You too? I didn’t think so.
When a person with sensory issues tells you about a particular sensory eccentricity, remember that you’re not hearing the entire story because it’s complicated to paint the full picture of a scene wrought with sensory challenges. I pop bubble wrap before even unearthing the contents of a package also means because I am craving the tactile engagement and am desperately seeking this sort of input right now. I can’t stand the smell of raw meat also means because it is so foul to me that I find it painful and distracting to breathe in the scent, and it not only triggers other sensory sensitivities, it sends me into a shutdown. A sensory behavior never stands alone. It always emerges as part of a larger tapestry we call Living With a Differently Wired Brain.
I know you mean well. I know you would never tell a person mid-seizure that you’ve been there too, merely describing that one time strobe lights made you feel uncomfortable (unless you are actually prone to seizure activity).
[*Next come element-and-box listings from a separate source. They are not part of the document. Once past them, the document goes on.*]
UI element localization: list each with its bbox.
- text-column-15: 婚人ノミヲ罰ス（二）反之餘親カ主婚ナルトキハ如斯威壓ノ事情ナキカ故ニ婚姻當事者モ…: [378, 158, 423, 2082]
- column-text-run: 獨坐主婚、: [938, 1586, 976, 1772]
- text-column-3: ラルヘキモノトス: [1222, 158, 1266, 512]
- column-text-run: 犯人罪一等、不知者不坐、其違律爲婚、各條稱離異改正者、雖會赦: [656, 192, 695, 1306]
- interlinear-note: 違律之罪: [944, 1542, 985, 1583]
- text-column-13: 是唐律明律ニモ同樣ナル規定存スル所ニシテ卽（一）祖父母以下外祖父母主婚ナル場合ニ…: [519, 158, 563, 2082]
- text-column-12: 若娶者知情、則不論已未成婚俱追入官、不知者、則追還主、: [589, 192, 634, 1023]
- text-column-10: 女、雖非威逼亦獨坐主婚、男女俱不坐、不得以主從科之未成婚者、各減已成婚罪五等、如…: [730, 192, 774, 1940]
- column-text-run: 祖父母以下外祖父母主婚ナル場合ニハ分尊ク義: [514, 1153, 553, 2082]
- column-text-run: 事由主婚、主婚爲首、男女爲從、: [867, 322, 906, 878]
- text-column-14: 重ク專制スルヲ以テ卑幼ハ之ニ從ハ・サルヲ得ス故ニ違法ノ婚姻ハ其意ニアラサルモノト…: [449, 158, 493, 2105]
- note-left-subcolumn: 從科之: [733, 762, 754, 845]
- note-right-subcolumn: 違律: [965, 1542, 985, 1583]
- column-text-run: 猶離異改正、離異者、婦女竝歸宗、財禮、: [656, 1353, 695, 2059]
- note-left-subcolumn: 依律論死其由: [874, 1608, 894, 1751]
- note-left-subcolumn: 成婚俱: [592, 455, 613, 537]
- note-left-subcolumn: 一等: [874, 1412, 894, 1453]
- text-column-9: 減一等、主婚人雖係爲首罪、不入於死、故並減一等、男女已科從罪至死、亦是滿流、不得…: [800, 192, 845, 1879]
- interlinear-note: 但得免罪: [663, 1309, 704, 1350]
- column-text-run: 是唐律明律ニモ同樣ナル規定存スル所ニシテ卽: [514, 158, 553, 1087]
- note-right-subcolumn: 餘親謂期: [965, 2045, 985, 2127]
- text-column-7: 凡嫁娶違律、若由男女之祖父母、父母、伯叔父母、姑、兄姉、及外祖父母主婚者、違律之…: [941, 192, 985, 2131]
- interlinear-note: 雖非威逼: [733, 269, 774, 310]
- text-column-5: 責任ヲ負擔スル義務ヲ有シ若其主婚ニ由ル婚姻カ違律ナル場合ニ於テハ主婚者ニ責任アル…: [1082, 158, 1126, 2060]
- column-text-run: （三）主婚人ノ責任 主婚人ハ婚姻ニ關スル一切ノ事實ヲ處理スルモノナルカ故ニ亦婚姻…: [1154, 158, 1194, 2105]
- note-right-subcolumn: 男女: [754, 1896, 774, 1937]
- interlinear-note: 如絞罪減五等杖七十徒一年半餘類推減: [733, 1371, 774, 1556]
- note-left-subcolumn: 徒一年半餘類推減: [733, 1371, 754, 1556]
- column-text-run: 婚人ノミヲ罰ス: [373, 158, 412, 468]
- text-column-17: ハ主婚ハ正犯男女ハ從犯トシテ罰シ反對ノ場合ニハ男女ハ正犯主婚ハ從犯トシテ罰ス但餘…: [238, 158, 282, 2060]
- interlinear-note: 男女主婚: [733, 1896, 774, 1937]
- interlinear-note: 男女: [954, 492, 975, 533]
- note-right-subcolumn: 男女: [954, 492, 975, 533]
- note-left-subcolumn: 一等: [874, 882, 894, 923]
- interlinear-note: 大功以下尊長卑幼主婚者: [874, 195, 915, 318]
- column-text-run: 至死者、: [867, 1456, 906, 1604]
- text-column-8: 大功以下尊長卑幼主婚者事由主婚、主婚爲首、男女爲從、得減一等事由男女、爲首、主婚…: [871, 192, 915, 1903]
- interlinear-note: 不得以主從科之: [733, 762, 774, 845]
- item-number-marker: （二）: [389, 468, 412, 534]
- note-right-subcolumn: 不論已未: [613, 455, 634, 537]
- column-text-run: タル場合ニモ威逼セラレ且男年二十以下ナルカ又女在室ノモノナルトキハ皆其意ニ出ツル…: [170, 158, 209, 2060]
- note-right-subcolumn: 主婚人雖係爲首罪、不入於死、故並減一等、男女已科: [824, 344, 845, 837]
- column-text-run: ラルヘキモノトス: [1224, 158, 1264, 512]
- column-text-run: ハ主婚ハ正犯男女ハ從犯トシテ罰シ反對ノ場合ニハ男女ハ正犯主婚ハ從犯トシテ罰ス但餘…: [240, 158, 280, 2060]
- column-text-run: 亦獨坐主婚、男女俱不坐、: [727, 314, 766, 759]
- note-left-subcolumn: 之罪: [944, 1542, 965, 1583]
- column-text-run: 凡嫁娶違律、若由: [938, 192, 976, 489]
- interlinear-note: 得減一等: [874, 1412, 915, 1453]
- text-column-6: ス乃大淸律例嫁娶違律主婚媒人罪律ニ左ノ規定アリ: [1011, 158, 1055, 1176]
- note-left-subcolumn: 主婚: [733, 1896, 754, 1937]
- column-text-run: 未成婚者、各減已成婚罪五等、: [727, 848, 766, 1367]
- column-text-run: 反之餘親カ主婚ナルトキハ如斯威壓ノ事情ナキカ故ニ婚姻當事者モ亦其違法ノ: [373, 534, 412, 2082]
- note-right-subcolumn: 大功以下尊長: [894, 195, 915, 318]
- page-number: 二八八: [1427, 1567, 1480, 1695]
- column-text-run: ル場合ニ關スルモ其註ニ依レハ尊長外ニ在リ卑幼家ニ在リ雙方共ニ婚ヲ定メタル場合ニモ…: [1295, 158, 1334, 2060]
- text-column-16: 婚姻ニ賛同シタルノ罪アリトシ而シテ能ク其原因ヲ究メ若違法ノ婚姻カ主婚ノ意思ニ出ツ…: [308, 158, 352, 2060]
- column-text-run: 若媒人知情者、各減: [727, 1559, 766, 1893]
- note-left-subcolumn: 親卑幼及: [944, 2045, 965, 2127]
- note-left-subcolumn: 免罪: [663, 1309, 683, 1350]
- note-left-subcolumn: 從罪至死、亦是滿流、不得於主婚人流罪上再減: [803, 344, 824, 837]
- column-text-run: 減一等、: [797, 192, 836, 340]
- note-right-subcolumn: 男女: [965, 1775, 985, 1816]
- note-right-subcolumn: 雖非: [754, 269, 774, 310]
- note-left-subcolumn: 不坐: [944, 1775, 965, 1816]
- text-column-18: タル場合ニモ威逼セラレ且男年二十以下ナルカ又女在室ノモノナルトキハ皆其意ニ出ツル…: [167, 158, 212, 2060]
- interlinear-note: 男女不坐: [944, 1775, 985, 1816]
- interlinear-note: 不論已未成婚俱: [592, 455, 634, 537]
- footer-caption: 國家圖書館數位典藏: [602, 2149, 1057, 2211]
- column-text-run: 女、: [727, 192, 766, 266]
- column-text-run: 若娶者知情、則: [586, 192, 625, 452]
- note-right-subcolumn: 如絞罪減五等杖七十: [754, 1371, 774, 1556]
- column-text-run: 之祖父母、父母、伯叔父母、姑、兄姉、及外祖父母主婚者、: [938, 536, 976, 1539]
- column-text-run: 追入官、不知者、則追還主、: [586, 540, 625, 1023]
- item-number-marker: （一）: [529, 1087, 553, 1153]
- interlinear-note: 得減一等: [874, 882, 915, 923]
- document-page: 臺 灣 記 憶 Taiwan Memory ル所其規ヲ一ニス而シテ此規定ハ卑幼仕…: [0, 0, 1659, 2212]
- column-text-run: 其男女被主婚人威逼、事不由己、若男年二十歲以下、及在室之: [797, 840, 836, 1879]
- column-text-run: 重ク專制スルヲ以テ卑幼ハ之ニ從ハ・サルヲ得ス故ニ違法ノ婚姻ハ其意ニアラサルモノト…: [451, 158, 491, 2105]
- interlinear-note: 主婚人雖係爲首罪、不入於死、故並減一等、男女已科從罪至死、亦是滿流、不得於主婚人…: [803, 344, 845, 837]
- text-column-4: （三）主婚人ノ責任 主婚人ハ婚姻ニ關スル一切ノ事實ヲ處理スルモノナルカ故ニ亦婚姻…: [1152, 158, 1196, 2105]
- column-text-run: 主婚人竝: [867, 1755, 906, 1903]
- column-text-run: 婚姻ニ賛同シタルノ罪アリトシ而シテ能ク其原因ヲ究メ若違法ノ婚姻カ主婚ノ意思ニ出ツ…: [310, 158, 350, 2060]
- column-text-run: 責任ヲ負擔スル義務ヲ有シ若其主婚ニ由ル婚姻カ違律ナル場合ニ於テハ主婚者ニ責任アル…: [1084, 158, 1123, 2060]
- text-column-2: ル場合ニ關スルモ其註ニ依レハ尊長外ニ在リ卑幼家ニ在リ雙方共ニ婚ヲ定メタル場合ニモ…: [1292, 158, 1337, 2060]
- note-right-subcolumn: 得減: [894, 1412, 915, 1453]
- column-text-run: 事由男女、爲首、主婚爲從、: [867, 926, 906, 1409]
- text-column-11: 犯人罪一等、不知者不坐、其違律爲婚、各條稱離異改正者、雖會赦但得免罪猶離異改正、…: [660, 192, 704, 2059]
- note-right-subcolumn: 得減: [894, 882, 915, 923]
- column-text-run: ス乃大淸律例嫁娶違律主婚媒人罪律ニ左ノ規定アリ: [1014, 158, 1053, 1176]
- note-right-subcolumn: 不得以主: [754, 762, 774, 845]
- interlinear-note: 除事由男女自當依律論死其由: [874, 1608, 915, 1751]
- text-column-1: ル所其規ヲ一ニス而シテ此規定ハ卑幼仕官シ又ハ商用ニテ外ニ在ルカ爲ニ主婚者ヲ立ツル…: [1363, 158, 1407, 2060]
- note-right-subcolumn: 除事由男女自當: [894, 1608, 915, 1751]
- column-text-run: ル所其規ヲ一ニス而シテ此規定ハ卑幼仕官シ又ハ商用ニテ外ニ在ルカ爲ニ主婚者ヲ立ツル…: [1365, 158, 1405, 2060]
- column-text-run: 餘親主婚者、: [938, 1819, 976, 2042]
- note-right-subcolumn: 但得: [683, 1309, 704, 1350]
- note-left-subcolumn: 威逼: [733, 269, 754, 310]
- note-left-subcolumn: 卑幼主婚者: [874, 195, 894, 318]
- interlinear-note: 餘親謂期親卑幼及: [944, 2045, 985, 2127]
You’d never say to someone with Parkinson’s disease that your hands tremor, even if your hands sometimes do shake when you sip coffee (unless you actually have the disease). These are neurological disorders, too, as much as they vary. When you tell a person with sensory issues (whether SPD, autism or Asperger’s) that you experience the same things as they do, I believe you inadvertently negate and invalidate their experiences. Mine included.
So my neurotypical friends, what should you say instead of “me too”? It can be as simple as, “Thank you for sharing.” Speak words of support and encouragement about and to the sensory person. It’s hard to open up and be raw about something that’s had such a significant, personal impact on our lives, and yet, when we willingly discuss our sensory issues, we are making ourselves vulnerable. This is especially challenging for those of us who were diagnosed with our sensory issues later in life and spent many lonely decades feeling different and ashamed.